In a preprint posted on medRxiv on Aug. 26, Cromer and colleagues attempt to quantify the potential impact of strain-specific vaccines. They combined data from eight clinical trial reports that compared vaccines based on the original spike protein with formulations targeted to the Beta, Delta and Omicron BA.1 strains. All studies measured the ability of recipient serum to neutralize virus variants in the laboratory.

They found that the biggest effect came from the administration of any booster: On average, an additional dose of a vaccine encoding the spike protein of the ancestral virus resulted in an 11-fold increase in neutralizing antibodies against all variants. But strain-specific vaccines improved things slightly. Recipients of the updated vaccines had antibody levels on average 1.5 times higher than those who received an ancestral vaccine. Even if the vaccine didn’t exactly match the viral strain, it still had some benefits.

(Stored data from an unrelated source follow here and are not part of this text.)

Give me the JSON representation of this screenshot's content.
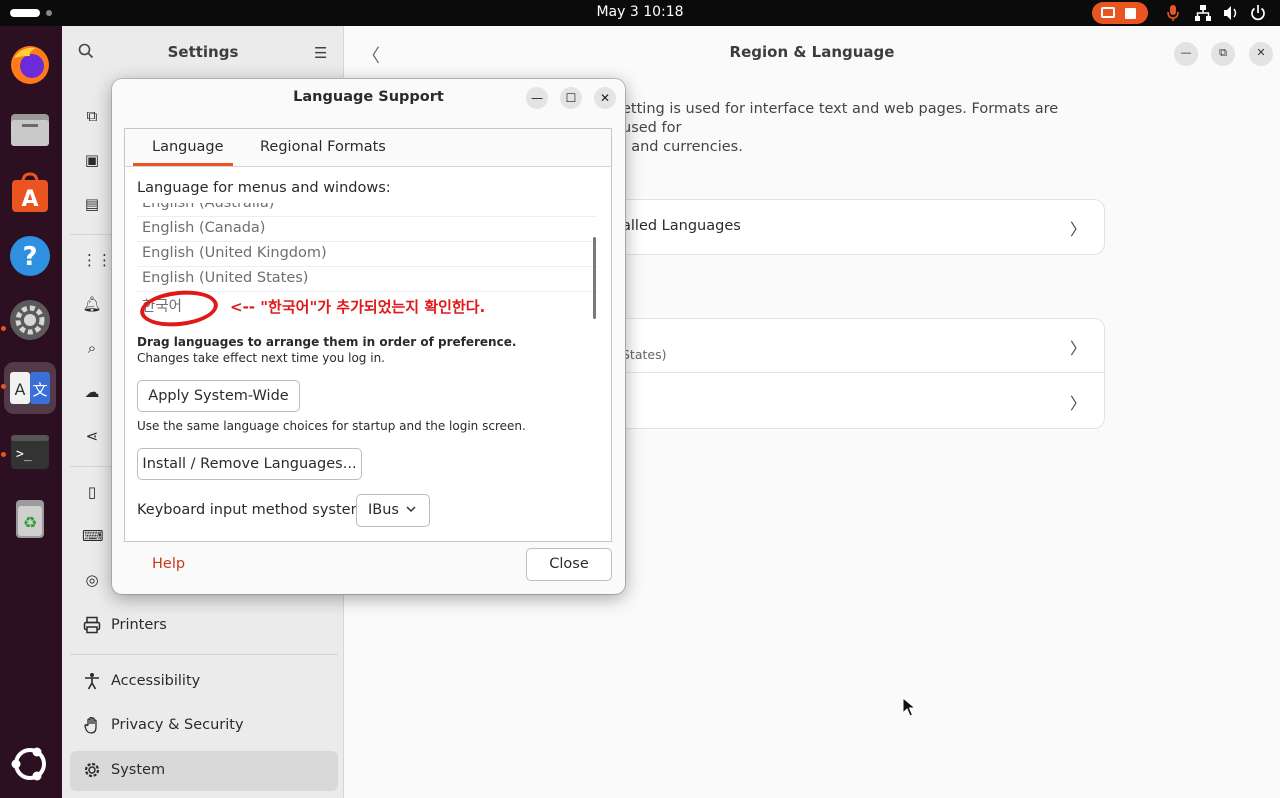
{
  "topbar": {
    "clock": "May 3  10:18"
  },
  "dock": {
    "apps": [
      "firefox-icon",
      "files-icon",
      "app-center-icon",
      "help-icon",
      "settings-icon",
      "language-icon",
      "terminal-icon",
      "trash-icon",
      "ubuntu-icon"
    ],
    "language_glyph_a": "A",
    "language_glyph_b": "文",
    "terminal_glyph": ">_"
  },
  "settings": {
    "title": "Settings",
    "sidebar_items": [
      {
        "label": "Printers"
      },
      {
        "label": "Accessibility"
      },
      {
        "label": "Privacy & Security"
      },
      {
        "label": "System"
      }
    ]
  },
  "main": {
    "title": "Region & Language",
    "description": "etting is used for interface text and web pages. Formats are used for\n, and currencies.",
    "rows": {
      "installed_languages": "alled Languages",
      "formats_sub": "States)"
    }
  },
  "dialog": {
    "title": "Language Support",
    "tabs": [
      "Language",
      "Regional Formats"
    ],
    "language_label": "Language for menus and windows:",
    "languages": [
      "English (Australia)",
      "English (Canada)",
      "English (United Kingdom)",
      "English (United States)",
      "한국어"
    ],
    "annotation": "<-- \"한국어\"가 추가되었는지 확인한다.",
    "drag_note": "Drag languages to arrange them in order of preference.",
    "drag_sub": "Changes take effect next time you log in.",
    "apply_button": "Apply System-Wide",
    "apply_note": "Use the same language choices for startup and the login screen.",
    "install_button": "Install / Remove Languages...",
    "keyboard_label": "Keyboard input method system:",
    "keyboard_value": "IBus",
    "help": "Help",
    "close": "Close"
  },
  "colors": {
    "accent": "#e95420",
    "annotation": "#e01818",
    "dock_bg": "#2c0f21"
  }
}
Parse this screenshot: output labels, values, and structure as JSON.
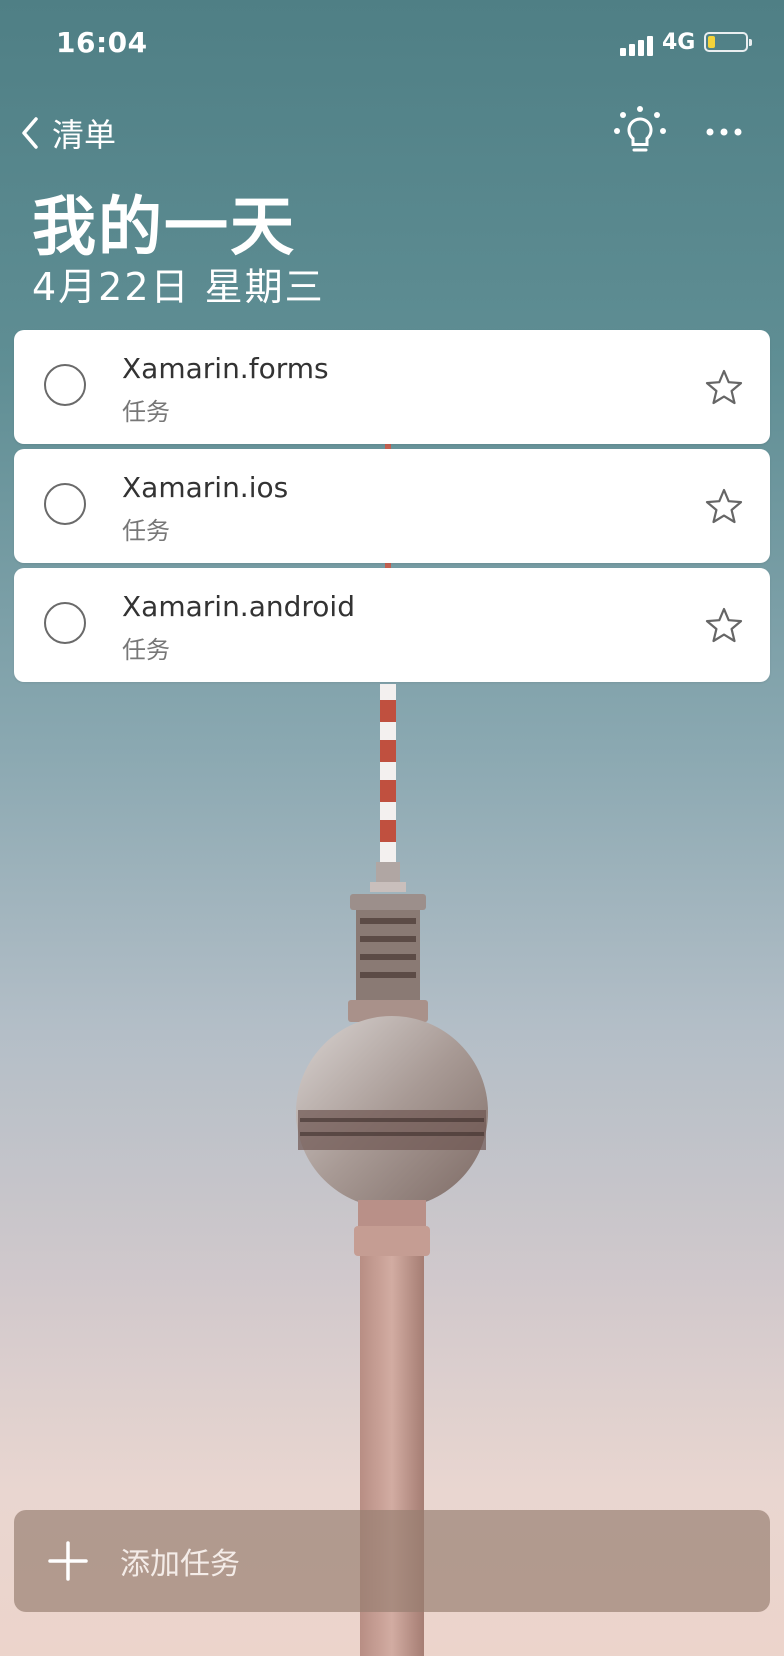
{
  "status_bar": {
    "time": "16:04",
    "network": "4G",
    "battery_level": 0.2
  },
  "nav": {
    "back_label": "清单",
    "icons": [
      "chevron-left-icon",
      "lightbulb-icon",
      "more-icon"
    ]
  },
  "header": {
    "title": "我的一天",
    "date": "4月22日 星期三"
  },
  "tasks": [
    {
      "name": "Xamarin.forms",
      "list": "任务",
      "completed": false,
      "starred": false
    },
    {
      "name": "Xamarin.ios",
      "list": "任务",
      "completed": false,
      "starred": false
    },
    {
      "name": "Xamarin.android",
      "list": "任务",
      "completed": false,
      "starred": false
    }
  ],
  "add_task": {
    "label": "添加任务",
    "icon": "plus-icon"
  },
  "colors": {
    "task_card": "#ffffff",
    "add_bar": "#967d70",
    "sky_top": "#4f7f85",
    "sky_bottom": "#ecd4cb"
  }
}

“A variant-modified booster will give you a better booster than an ancestral-based booster, even if it doesn’t match, but the most important thing is to breed at all,” says Cromer. “Don’t throw out all those ancestral-based boosters! They can do a good deal of the work for you.”

Strain-adapted enhancers also had some benefit at the population level, according to Cromer’s models, although much depends on the existing levels of immunity in a population. If, for example, a population already has 86% protection against severe disease, boosters of the ancestral strain can increase that to 98%, and updated boosters to 98.8%. That might not sound like much, Cromer admits, “but if you have a large population and limited hospital beds, it can make a difference.”

If the benefits are limited, do we really need the new boosters?

Some scientists don’t think we do. Paul Offit, a vaccine researcher at the Children’s Hospital of Philadelphia, was one of two FDA committee members who voted against the companies’ request to make Omicron’s specific boosters. Offit doesn’t dispute that the new vaccines will have some benefit, but he doubts it’s worth the extra resources. Current COVID-19 vaccines still prevent the most severe outcomes, Offit says, and if the goal is to stop infections, even updated vaccines will have little impact.

That’s because the incubation period for COVID-19 — the time between being infected and infecting others — is very short, he says. Unless neutralizing antibody levels are already high, the immune system doesn’t have time to recognize and fight the virus in the few days between exposure and when someone sheds enough virus to infect others. Diseases like measles or rubella have a 2-week incubation period, which means that a vaccinated person’s immune memory cells can raise enough antibody production in time to prevent it from passing on. That’s why measles and rubella vaccines can stop the spread of those diseases, Offit says, while in the case of COVID-19, “even if 100% of the population had been vaccinated and the virus hadn’t evolved at all, the vaccines would to do a lot. little to stop streaming.”

Even so, Branche says, the enhanced immunity that updated vaccines can provide would pay off if new variants emerge. “We need to cover as much of the map as possible,” she says.